A cardinal $κ$ is $C^{(n)}$-measurable iff there is a transitive class $M$ and an elementary embedding $j : V → M$ with critical point $crit(j) = κ$ and with $j(κ) ∈ C^{(n)}$. Every measurable cardinal is $C^{(n)}$-measurable for all $n$.

If $\mathrm{I}_4^0(\kappa)$, then $\kappa$ is measurable and $\{\alpha\lt\kappa|\alpha\text{ is measurable}\}$ has measure 1. If $i$ witnesses $\mathrm{I}_4^n(\kappa)$, then $i^n(\kappa)$ is measurable.

Measurable cardinals are equiconsistent with weakly measurable cardinals.
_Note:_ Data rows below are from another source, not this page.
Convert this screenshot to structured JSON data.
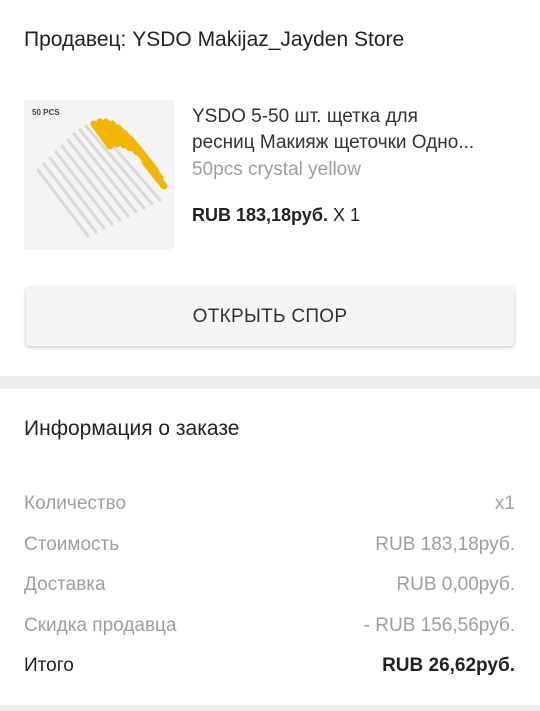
{
  "seller": {
    "label": "Продавец: YSDO Makijaz_Jayden Store"
  },
  "product": {
    "image_caption": "50 PCS",
    "title_line1": "YSDO 5-50 шт. щетка для",
    "title_line2": "ресниц Макияж щеточки Одно...",
    "variant": "50pcs crystal yellow",
    "price": "RUB 183,18руб.",
    "quantity": "X 1",
    "brush_color": "#f2b705"
  },
  "dispute_button": {
    "label": "ОТКРЫТЬ СПОР"
  },
  "order_info": {
    "title": "Информация о заказе",
    "rows": [
      {
        "label": "Количество",
        "value": "x1"
      },
      {
        "label": "Стоимость",
        "value": "RUB 183,18руб."
      },
      {
        "label": "Доставка",
        "value": "RUB 0,00руб."
      },
      {
        "label": "Скидка продавца",
        "value": "- RUB 156,56руб."
      }
    ],
    "total": {
      "label": "Итого",
      "value": "RUB 26,62руб."
    }
  }
}
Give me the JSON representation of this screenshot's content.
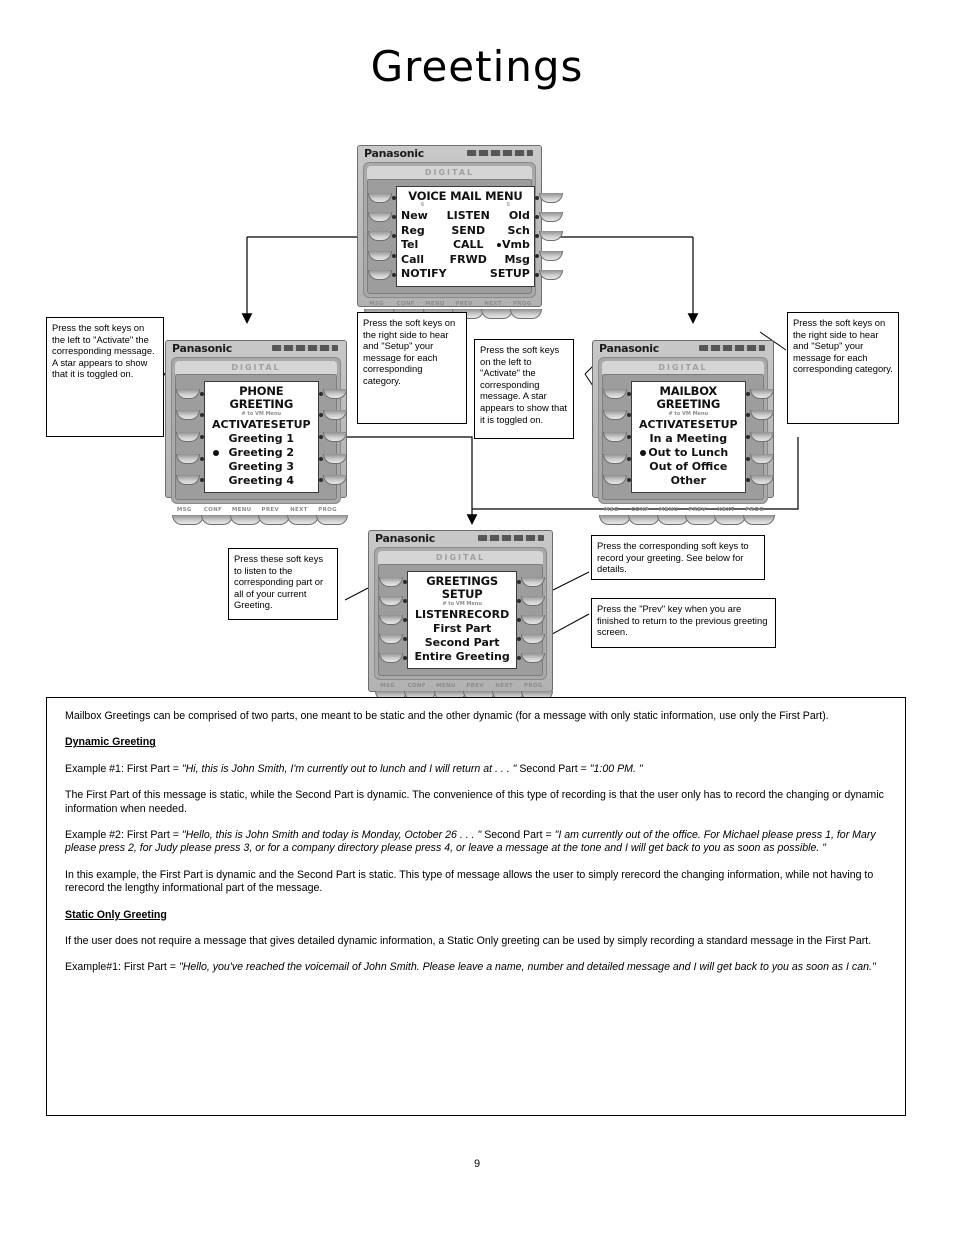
{
  "page": {
    "title": "Greetings",
    "number": "9"
  },
  "phone_brand": "Panasonic",
  "digital_label": "DIGITAL",
  "bottom_keys": [
    "MSG",
    "CONF",
    "MENU",
    "PREV",
    "NEXT",
    "PROG"
  ],
  "phones": {
    "voice_mail_menu": {
      "title": "VOICE MAIL MENU",
      "num_left": "6",
      "num_right": "5",
      "rows": [
        {
          "left": "New",
          "mid": "LISTEN",
          "right": "Old",
          "right_bullet": false
        },
        {
          "left": "Reg",
          "mid": "SEND",
          "right": "Sch",
          "right_bullet": false
        },
        {
          "left": "Tel",
          "mid": "CALL",
          "right": "Vmb",
          "right_bullet": true
        },
        {
          "left": "Call",
          "mid": "FRWD",
          "right": "Msg",
          "right_bullet": false
        },
        {
          "left": "NOTIFY",
          "mid": "",
          "right": "SETUP",
          "right_bullet": false
        }
      ]
    },
    "phone_greeting": {
      "title": "PHONE GREETING",
      "subtitle": "# to VM Menu",
      "activate_label": "ACTIVATE",
      "setup_label": "SETUP",
      "items": [
        {
          "label": "Greeting 1",
          "star": false
        },
        {
          "label": "Greeting 2",
          "star": true
        },
        {
          "label": "Greeting 3",
          "star": false
        },
        {
          "label": "Greeting 4",
          "star": false
        }
      ]
    },
    "mailbox_greeting": {
      "title": "MAILBOX GREETING",
      "subtitle": "# to VM Menu",
      "activate_label": "ACTIVATE",
      "setup_label": "SETUP",
      "items": [
        {
          "label": "In a Meeting",
          "star": false
        },
        {
          "label": "Out to Lunch",
          "star": true
        },
        {
          "label": "Out of Office",
          "star": false
        },
        {
          "label": "Other",
          "star": false
        }
      ]
    },
    "greetings_setup": {
      "title": "GREETINGS SETUP",
      "subtitle": "# to VM Menu",
      "listen_label": "LISTEN",
      "record_label": "RECORD",
      "items": [
        {
          "label": "First Part",
          "star": false
        },
        {
          "label": "Second Part",
          "star": false
        },
        {
          "label": "Entire Greeting",
          "star": false
        }
      ]
    }
  },
  "callouts": {
    "left_activate": "Press the soft keys on the left to \"Activate\" the corresponding message.  A star appears to show that it is toggled on.",
    "mid_setup": "Press the soft keys on the right side to hear and \"Setup\" your message for each corresponding category.",
    "mid_activate": "Press the soft keys on the left to \"Activate\" the corresponding message.  A star appears to show that it is toggled on.",
    "right_setup": "Press the soft keys on the right side to hear and \"Setup\" your message for each corresponding category.",
    "listen": "Press these soft keys to listen to the corresponding part or all of your current Greeting.",
    "record": "Press the corresponding soft keys to record your greeting.  See below for details.",
    "prev": "Press the \"Prev\" key when you are finished to return to the previous greeting screen."
  },
  "body": {
    "intro": "Mailbox Greetings can be comprised of two parts, one meant to be static and the other dynamic (for a message with only static information, use only the First Part).",
    "dynamic_heading": "Dynamic Greeting",
    "example1_prefix": "Example #1:    First Part = ",
    "example1_first": "\"Hi, this is John Smith, I'm currently out to lunch and I will return at . . . \"",
    "example1_mid": "  Second Part = ",
    "example1_second": "\"1:00 PM. \"",
    "para1": "The First Part of this message is static, while the Second Part is dynamic.  The convenience of this type of recording is that the user only has to record the changing or dynamic information when needed.",
    "example2_prefix": "Example #2:    First Part = ",
    "example2_first": "\"Hello, this is John Smith and today is Monday, October 26 . . . \"",
    "example2_mid": "  Second Part = ",
    "example2_second": "\"I am currently out of the office.  For Michael please press 1, for Mary please press 2, for Judy please press 3, or for a company directory please press  4, or leave a message at the tone and I will get back to you as soon as possible. \"",
    "para2": "In this example, the First Part is dynamic and the Second Part is static.  This type of message allows the user to simply rerecord the changing information, while not having to rerecord the lengthy informational part of the message.",
    "static_heading": "Static Only Greeting",
    "para3": "If the user does not require a message that gives detailed dynamic information, a Static Only greeting can be used by simply recording a standard message in the First Part.",
    "example3_prefix": "Example#1:  First Part = ",
    "example3_first": "\"Hello, you've reached the voicemail of John Smith.  Please leave a name, number and detailed message and I will get back to you as soon as I can.\""
  }
}
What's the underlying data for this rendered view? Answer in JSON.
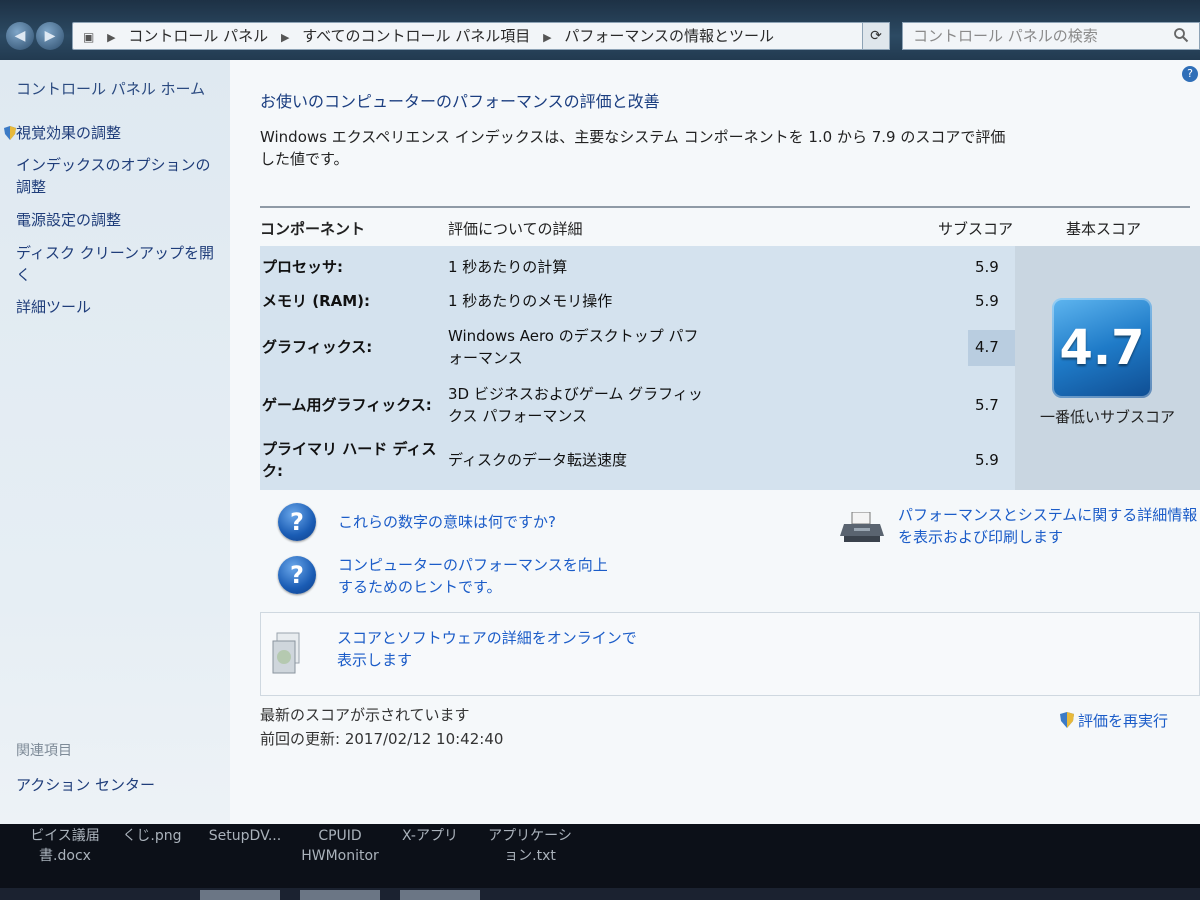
{
  "window": {
    "breadcrumb": [
      "コントロール パネル",
      "すべてのコントロール パネル項目",
      "パフォーマンスの情報とツール"
    ],
    "search_placeholder": "コントロール パネルの検索"
  },
  "sidebar": {
    "home": "コントロール パネル ホーム",
    "items": [
      {
        "label": "視覚効果の調整"
      },
      {
        "label": "インデックスのオプションの調整"
      },
      {
        "label": "電源設定の調整"
      },
      {
        "label": "ディスク クリーンアップを開く"
      },
      {
        "label": "詳細ツール"
      }
    ],
    "related_heading": "関連項目",
    "action_center": "アクション センター"
  },
  "main": {
    "heading": "お使いのコンピューターのパフォーマンスの評価と改善",
    "description": "Windows エクスペリエンス インデックスは、主要なシステム コンポーネントを 1.0 から 7.9 のスコアで評価した値です。",
    "columns": {
      "component": "コンポーネント",
      "details": "評価についての詳細",
      "subscore": "サブスコア",
      "basescore": "基本スコア"
    },
    "rows": [
      {
        "component": "プロセッサ:",
        "details": "1 秒あたりの計算",
        "subscore": "5.9"
      },
      {
        "component": "メモリ (RAM):",
        "details": "1 秒あたりのメモリ操作",
        "subscore": "5.9"
      },
      {
        "component": "グラフィックス:",
        "details": "Windows Aero のデスクトップ パフォーマンス",
        "subscore": "4.7"
      },
      {
        "component": "ゲーム用グラフィックス:",
        "details": "3D ビジネスおよびゲーム グラフィックス パフォーマンス",
        "subscore": "5.7"
      },
      {
        "component": "プライマリ ハード ディスク:",
        "details": "ディスクのデータ転送速度",
        "subscore": "5.9"
      }
    ],
    "base_score": "4.7",
    "base_caption": "一番低いサブスコア",
    "links": {
      "meaning": "これらの数字の意味は何ですか?",
      "tips": "コンピューターのパフォーマンスを向上するためのヒントです。",
      "print": "パフォーマンスとシステムに関する詳細情報を表示および印刷します",
      "online": "スコアとソフトウェアの詳細をオンラインで表示します"
    },
    "status": "最新のスコアが示されています",
    "last_update": "前回の更新: 2017/02/12 10:42:40",
    "rerun": "評価を再実行"
  },
  "desktop": {
    "items": [
      {
        "line1": "ビイス議届",
        "line2": "書.docx"
      },
      {
        "line1": "くじ.png",
        "line2": ""
      },
      {
        "line1": "SetupDV...",
        "line2": ""
      },
      {
        "line1": "CPUID",
        "line2": "HWMonitor"
      },
      {
        "line1": "X-アプリ",
        "line2": ""
      },
      {
        "line1": "アプリケーシ",
        "line2": "ョン.txt"
      }
    ]
  }
}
If GCH holds, then all weakly measurable cardinals are measurable.

Without the axiom of choice $\omega_1$ can be measurable. ZFC+“There is a measurable cardinal” is equiconsistent to ZF+DC+“$\omega_1$ is measurable”. (Jech, 1968, Takeuti, 1970, after )

### Failure of $\text{GCH}$ at a measurable

Gitik proved that the following statements are equiconsistent:

• The generalized continuum hypothesis fails at a measurable cardinal $\kappa$, i.e. $2^\kappa > \kappa^+$
• The singular cardinal hypothesis fails, i.e. there is a strong limit singular $\kappa$ such that $2^\kappa > \kappa^+$
• There is a measurable cardinal of Mitchell order $\kappa^{++}$, i.e. $o(\kappa)=\kappa^{++}$

Thus violating $\text{GCH}$ at a measurable (or violating the SCH at any strong limit cardinal) is strictly stronger consistency-wise than the existence of a measurable cardinal.

However, if the generalized continuum hypothesis fails at a measurable, then it fails at $\kappa$ many cardinals below it.

## Real-valued measurable cardinal

A cardinal $\kappa$ is real-valued measurable if there exists a $\kappa$-additive measure on $\kappa$. The smallest cardinal $\kappa$ carrying a $\sigma$-additive 2-valued measure must also carry a $\kappa$-additive measure, and is therefore real-valued measurable, also it is strongly inaccessible under AC.

If a real-valued measurable cardinal is not measurable, then it must be smaller than (or equal to) $2^{\aleph_0}$. Martin's axiom implies that the continuum is not real-valued measurable. 

Solovay showed that the existence of a measurable cardinal is equiconsistent with the existence of a real-valued measurable cardinal. More precisely, he showed that if there is a measurable then there is generic extension in which $\kappa=2^{\aleph_0}$ and $\kappa$ is real-valued measurable, and conversely if there exists a real-valued measurable then it is measurable in some model of $\text{ZFC}$.

## Virtually measurable cardinal

(all information from )

A cardinal $κ$ is virtually measurable iff for every regular $ν > κ$ there exists a transitive M and a forcing $\mathbb{P}$ such that, in $V^\mathbb{P}$, there is an elementary embedding $j : H_ν^V → M$ with $\mathrm{crit}(j) = κ$.

Every virtually measurable cardinal is strategic $ω$-Ramsey, and every strategic $ω$-Ramsey cardinal is virtually measurable in $L$.

If κ is virtually measurable, then either $κ$ is remarkable in $L$ or $L_κ \models \text{“there is a proper class of virtually measurables”}$.